Let's start a program where we teach students to run their own servers. They set one up, install a few apps and administer them. Support users. If they want, add features, or even write their own server-side apps.
We always get stuck in this loop in relationship to technology. We, users, get caught waiting for the guys in the air-conditioned palaces to give us the stuff we want. Eventually we get tired, and break out of the wonderful jails they create for us. Then we do this dance again. And again. We should also teach the students the history of tech, so they can, in their careers which will stretch deep into the 21st Century, to recognize this, and to circumvent it.
Taking the mystique out of running a server is step one. A server is just a laptop that is on all the time and has a persistent net connection. And a fixed address. You can get to it from where ever you are, from any device. Otherwise it's just a computer. That's the Aha! moment. From there, it's pure fun (for a certain kind of person, of course).

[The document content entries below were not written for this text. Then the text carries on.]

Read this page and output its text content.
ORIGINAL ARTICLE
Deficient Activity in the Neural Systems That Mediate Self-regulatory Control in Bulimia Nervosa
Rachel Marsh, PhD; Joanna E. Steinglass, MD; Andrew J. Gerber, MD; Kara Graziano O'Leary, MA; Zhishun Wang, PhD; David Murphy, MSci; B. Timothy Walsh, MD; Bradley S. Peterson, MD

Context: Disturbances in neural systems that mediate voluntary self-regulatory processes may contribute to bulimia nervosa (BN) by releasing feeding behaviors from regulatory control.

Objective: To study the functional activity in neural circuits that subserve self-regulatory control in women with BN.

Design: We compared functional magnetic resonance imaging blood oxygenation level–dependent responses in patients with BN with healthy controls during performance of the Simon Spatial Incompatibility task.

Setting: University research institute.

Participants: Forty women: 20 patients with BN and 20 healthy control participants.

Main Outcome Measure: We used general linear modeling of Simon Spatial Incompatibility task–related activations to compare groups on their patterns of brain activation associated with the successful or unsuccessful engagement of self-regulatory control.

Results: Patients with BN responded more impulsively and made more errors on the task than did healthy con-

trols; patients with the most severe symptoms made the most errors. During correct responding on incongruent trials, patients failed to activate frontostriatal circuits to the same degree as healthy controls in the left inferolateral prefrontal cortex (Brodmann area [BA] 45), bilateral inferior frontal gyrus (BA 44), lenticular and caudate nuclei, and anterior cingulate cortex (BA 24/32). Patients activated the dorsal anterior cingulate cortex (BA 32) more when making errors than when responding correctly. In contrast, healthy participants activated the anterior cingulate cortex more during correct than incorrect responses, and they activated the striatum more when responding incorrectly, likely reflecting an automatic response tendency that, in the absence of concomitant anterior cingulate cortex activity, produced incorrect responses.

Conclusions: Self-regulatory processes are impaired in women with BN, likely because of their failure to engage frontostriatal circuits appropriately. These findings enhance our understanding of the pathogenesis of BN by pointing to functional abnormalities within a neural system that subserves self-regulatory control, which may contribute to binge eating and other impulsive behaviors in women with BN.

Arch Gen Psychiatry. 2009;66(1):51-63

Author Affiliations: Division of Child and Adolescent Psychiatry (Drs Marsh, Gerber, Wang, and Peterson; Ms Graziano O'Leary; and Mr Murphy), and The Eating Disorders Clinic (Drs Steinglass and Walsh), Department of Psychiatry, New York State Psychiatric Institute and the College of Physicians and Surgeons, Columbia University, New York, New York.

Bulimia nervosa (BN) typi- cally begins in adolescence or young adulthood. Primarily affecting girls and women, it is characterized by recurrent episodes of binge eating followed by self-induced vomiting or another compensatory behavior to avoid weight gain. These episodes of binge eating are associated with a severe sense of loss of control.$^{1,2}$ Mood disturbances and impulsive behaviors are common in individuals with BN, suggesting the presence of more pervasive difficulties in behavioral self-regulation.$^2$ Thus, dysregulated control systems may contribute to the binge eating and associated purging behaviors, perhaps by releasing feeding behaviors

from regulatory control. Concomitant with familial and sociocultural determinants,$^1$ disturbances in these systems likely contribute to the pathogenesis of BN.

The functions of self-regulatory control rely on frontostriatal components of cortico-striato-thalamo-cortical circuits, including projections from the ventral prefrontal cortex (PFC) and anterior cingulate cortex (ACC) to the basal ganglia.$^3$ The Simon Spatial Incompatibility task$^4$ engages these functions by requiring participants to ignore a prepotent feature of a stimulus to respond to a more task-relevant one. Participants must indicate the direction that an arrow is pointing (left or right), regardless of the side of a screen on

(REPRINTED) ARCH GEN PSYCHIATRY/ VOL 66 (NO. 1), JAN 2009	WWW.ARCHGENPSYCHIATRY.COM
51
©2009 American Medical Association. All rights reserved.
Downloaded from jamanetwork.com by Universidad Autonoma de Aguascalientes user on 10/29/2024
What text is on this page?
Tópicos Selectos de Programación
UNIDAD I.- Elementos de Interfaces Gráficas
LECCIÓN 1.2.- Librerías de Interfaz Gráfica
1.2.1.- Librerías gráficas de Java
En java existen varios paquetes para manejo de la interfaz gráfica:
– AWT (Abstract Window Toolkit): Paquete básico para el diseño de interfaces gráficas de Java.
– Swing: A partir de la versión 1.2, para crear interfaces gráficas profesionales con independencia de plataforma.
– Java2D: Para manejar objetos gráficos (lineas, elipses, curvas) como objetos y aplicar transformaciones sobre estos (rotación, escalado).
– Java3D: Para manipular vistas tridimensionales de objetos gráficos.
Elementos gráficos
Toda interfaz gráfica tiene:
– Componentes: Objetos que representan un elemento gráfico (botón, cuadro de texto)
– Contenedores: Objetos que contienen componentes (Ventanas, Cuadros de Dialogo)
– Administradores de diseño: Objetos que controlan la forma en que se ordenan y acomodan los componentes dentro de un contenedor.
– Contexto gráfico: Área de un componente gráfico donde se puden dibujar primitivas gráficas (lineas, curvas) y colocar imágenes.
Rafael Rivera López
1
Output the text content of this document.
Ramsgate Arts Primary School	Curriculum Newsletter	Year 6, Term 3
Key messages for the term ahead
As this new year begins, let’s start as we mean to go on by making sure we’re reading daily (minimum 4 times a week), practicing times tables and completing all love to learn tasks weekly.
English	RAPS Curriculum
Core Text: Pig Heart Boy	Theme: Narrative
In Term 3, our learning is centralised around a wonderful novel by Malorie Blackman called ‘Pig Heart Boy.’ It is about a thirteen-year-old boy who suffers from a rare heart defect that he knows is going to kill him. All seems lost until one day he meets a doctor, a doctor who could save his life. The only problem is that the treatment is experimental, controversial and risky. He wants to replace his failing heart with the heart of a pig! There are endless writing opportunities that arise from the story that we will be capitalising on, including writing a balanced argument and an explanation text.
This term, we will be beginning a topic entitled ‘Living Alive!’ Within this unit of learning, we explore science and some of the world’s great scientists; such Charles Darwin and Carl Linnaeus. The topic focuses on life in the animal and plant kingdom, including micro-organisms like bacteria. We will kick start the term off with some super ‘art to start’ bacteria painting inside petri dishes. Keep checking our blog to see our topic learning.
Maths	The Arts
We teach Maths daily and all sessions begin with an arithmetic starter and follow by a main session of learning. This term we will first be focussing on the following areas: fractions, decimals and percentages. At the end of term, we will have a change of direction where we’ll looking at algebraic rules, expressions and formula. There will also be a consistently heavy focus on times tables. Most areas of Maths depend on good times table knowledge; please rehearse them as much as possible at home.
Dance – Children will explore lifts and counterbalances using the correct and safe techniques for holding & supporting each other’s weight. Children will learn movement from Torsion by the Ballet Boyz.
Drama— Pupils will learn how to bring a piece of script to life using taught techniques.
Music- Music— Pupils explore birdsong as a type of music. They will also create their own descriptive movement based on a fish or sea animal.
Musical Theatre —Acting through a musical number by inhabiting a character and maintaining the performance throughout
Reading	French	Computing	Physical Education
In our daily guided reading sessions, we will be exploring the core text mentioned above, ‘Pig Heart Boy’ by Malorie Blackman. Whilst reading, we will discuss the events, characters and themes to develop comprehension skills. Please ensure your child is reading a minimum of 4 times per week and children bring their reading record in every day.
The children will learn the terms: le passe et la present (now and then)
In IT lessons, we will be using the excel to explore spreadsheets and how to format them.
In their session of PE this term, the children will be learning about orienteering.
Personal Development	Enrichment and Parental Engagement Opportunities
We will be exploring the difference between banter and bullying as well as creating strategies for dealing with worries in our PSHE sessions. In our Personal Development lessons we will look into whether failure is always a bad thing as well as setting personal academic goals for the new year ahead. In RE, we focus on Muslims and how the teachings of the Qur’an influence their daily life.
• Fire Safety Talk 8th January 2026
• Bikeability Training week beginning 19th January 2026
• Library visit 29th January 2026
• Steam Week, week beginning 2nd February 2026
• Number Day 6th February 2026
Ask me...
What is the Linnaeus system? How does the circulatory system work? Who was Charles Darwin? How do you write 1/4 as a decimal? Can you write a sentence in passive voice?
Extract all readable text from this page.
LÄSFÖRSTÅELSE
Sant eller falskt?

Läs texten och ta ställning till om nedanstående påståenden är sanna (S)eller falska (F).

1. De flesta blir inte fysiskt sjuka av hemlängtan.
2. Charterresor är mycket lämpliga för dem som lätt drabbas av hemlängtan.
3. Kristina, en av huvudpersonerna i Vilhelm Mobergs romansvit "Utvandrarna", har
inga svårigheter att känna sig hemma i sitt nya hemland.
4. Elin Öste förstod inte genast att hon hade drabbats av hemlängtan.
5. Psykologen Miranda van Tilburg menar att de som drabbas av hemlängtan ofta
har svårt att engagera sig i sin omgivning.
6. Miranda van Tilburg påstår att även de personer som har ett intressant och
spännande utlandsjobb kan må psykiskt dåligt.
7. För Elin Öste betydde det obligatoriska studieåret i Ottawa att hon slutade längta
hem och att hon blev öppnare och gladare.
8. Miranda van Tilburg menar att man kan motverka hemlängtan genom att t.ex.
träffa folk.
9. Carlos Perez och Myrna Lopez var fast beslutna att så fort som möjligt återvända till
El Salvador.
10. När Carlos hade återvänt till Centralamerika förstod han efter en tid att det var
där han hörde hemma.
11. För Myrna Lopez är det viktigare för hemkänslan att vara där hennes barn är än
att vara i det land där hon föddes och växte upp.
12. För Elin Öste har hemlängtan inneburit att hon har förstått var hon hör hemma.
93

I think ultimately this should be a required course, but I doubt that will happen. Just as I believe every student should take a semester of accounting, so they know how to do their own taxes, and know how to vote on matters of tax policy. And I also think in the age of blogging, every student should take an introductory class in journalism, so they know how to ask questions, and to tell a story, and the importance of disclosure. With everyone writing publicly, it would be great if an education included some practice at doing this well.
Universities are right to move onto the Internet. But that's not just a matter of putting the faculty online, teaching TED-like classes, which no doubt are, and deseve to be, popular. It's also a matter of putting the future on the Internet, in meaningful and powerful ways. For that, the place to turn is the student body.